Russia's top military and space official launched a search Tuesday for a missing military satellite that apparently was put into the wrong orbit shortly after its launch.

The Russian defence ministry confirmed that it had lost sight of the craft -- a dual-use vessel that can draw a three-dimensional map of the Earth and locate the precise positions of various targets.

The incident came just a month after President Dmitry Medvedev sacked two top space officials for a similar setback and delivered another humiliating blow to Russia's much-maligned space industry.

The seriousness of the situation was underscored late Tuesday by reports that the defence ministry had set up an urgent joint task force with the Russia's space agency to look for the missing craft.

The Geo-IK-2 satellite was created in Russia to help the military survey land and create a detailed three-dimensional map of the Earth. It was designed to spin in a circular orbit 1,000 kilometres (600 miles) above ground.

But news reports said that the satellite had been put in an an elliptical orbit whose lowest point brought it to within 330 kilometres of Earth.

"We have still not been able to establish contact with the craft, and it looks like most likely, it will be declared lost," a Russian space source told the Interfax-AVN news service.

"The spacecraft will not be able to perform its intended functions at these orbit characteristics," another space official told the news agency.

Reports pointed the initial blame for the failure on the satellite's Briz-KM upper stage rocket.

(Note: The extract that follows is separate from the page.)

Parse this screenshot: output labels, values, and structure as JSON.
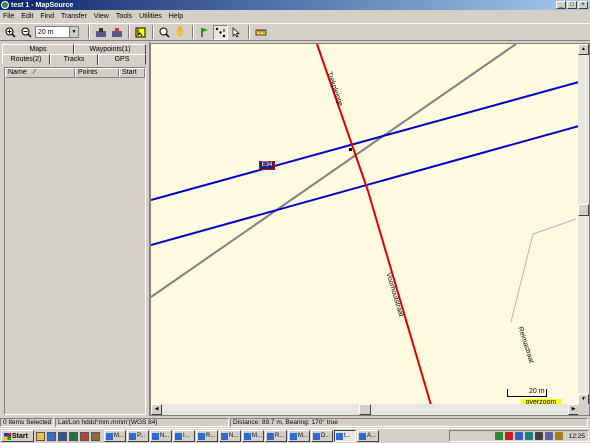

The satellite's launch had already been delayed from December because of technical malfunctions that were detected at its northern Russian launch site in Plesetsk.

Tuesday's malfunction came less than five weeks after Medvedev fired two top space officials and reprimanded the space agency chief for a launch failure caused Russia to delay the deployment of its own navigation system.

Russia's Proton-M rocket had on that occasion proven too heavy to reach its initial orbit and had been forced to dump its three high-tech Glonass-M satellites near the Hawaii Islands.

Investigators said that accident was caused by a basic fuel miscalculation that made the craft too heavy to reach its required height.

The three Glonass satellites would have completed a system whose research had been started by the Soviet Union in 1976.